I'd like to know if some CUDA programmer has already tried to port jpeglib 6.0 (the most used lib for jpeg).
In other words, can one get very fast jpeg decompression on GPU ? I guess that the DCT part of decompression should fit quite well on CUDA architecture and Hoffmann counterpart shoul be the bottleneck. I’m I right ? Have you some clue about it ?
In my experience with porting codecs to CUDA (no, haven’t done jpeg) you should make a split between the things the CPU is good in, like serial manipulation of bitstreams, and the things the GPU can do very fast, such as parallel transforms of data.
I suggest starting with the part you can obviously speed up (in this case, the DCT transform) then slowly trying to more things to the GPU, regularly benchmarking to see if it is still worth the trouble.

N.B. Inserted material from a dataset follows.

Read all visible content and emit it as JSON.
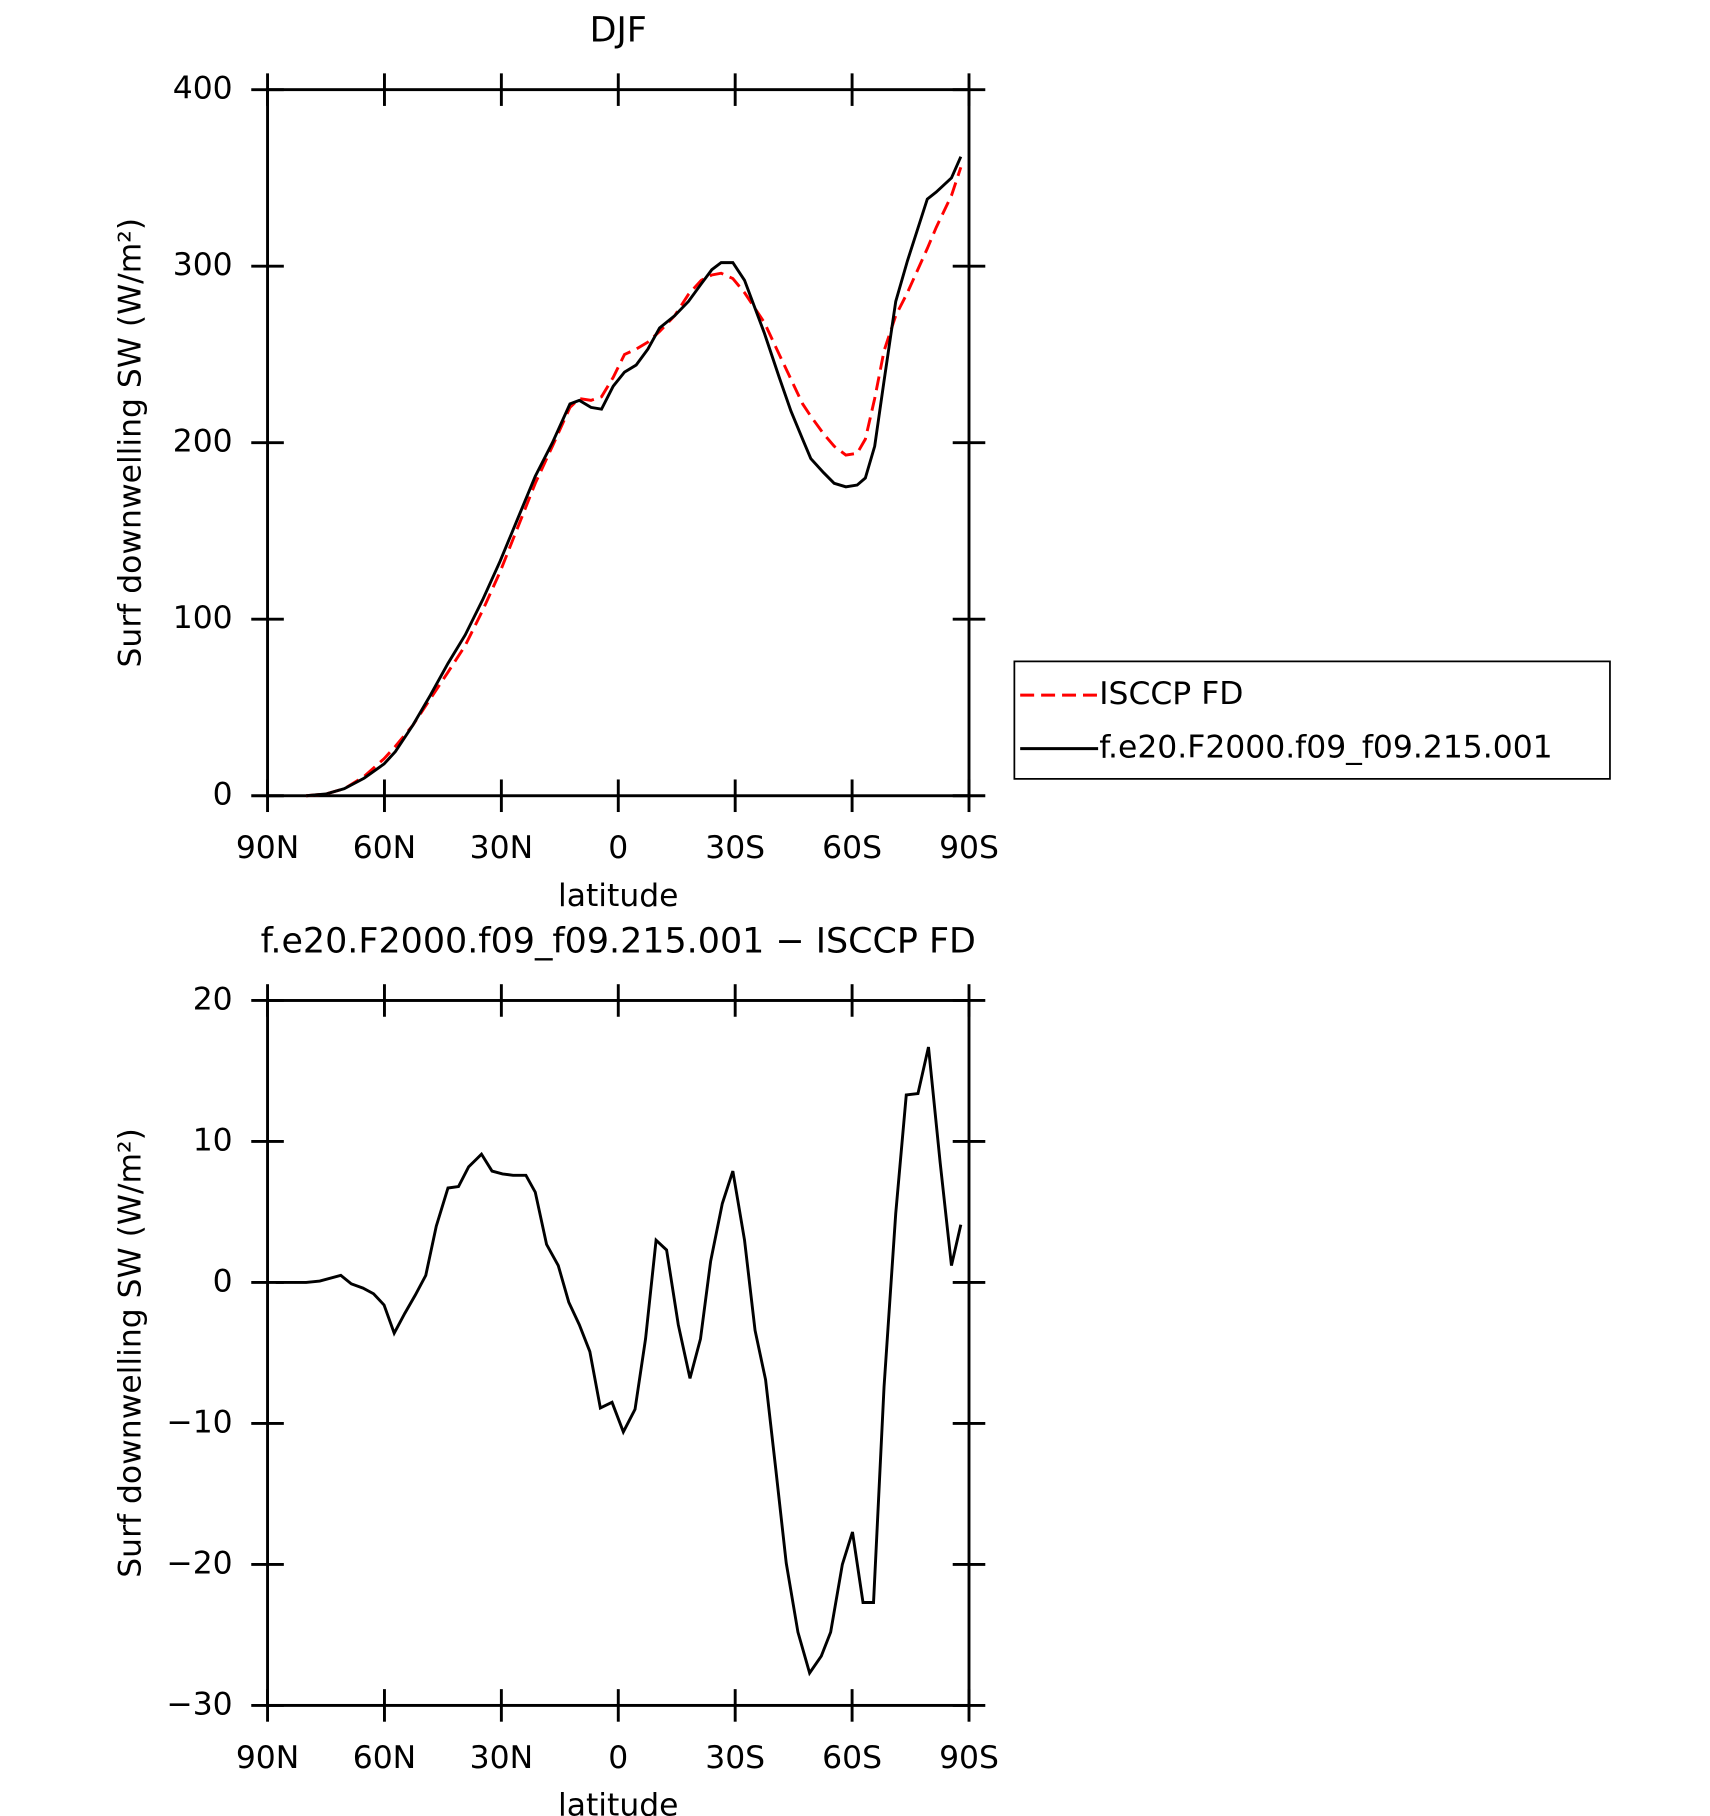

I thought a long time ago there was some sort of JPEG acceleration built into graphics cards; if anyone finds a way to access it, please post it here! Thanks!
You can try using nvCUVID lib, it is meant to decode video streams but if you throw a singe JPEG frame ( starting at 0xFFD8 ) it will decode it and callback you with the resulting YUV_NV12 image.
I don’t know about the lossless JPEG, but there is a talk about some JPEG at GTC 2012: “Fast JPEG Coding on the GPU” - http://tinyurl.com/87hr9hh
wumpus, do you still work on reverse engineering CUDA binaries? Did you look into Kepler? I can’t get through the encoding of the dependency information :(